Nachfolgend drucken wir einen bislang nicht publizierten Vortragstext von Otto Blumenthal über das mathematische Bildungswesen aus dem Jahre 1932 ab, ergänzt durch Anmerkungen von V. Felsch (Aachen). In diesen geht Herr Felsch auf die Rolle dieses Vortrags ein, den er bei der im Jahr danach erfolgten Entlassung Blumenthals spielen sollte. Das verleiht diesem Vortag eine besondere historische Bedeutung; daneben wird der Leser feststellen, dass manche hochschuldidaktischen Ideen (wie wir heute sagen würden), die Blumenthal schildert, auch heute noch aktuell sind.

O. Blumenthal (1876–1944) war der erste Doktorand von D. Hilbert in Göttingen (1898) gewesen, ein Ehrentitel, der ihn fortan begleitete. Nach erfolgter Habilitation und einigen Jahre als Privatdozent in Göttingen hatte Blumenthal von 1905 bis zu seiner Entlassung 1933 einen Lehrstuhl an der Technischen Hochschule Aachen inne. Sein wichtigstes Arbeitsgebiet war die Funktionentheorie.
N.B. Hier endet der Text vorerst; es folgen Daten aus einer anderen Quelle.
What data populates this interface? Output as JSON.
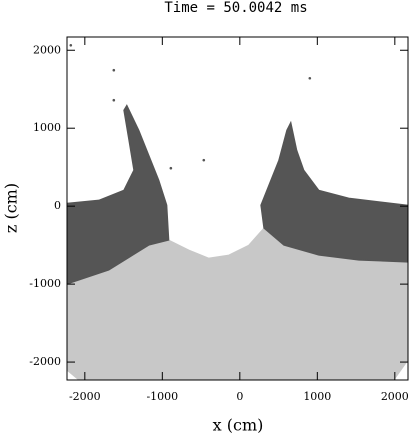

Ein vielseitiger Mathematiker, dessen breite Kenntnisse sowohl von Hilbert wie auch von Brouwer sehr geschätzt wurden, wirkte er von 1906 bis 1938 als geschäftsführender Herausgeber der Mathematischen Annalen. Es war vor allem Blumenthals Verdienst, dass diese traditionelle Göttinger Zeitschrift ihre Bedeutung als eine Publikation von Weltrang behielt. Das Schicksal, das Blumenthal und seine Frau unter der Herrschaft des Nationalsozialismus ereilte und das schließlich zu ihrem Tod in der Deportation führte (Frau Blumenthal starb 1943 im Durchgangslager Westerbork in den Niederlanden, ihr Mann 1944 im Konzentrationslager Theresienstadt) wurde in dem von V. Felsch editierten Band, Otto Blumenthals Tagebücher, ausführlich dokumentiert.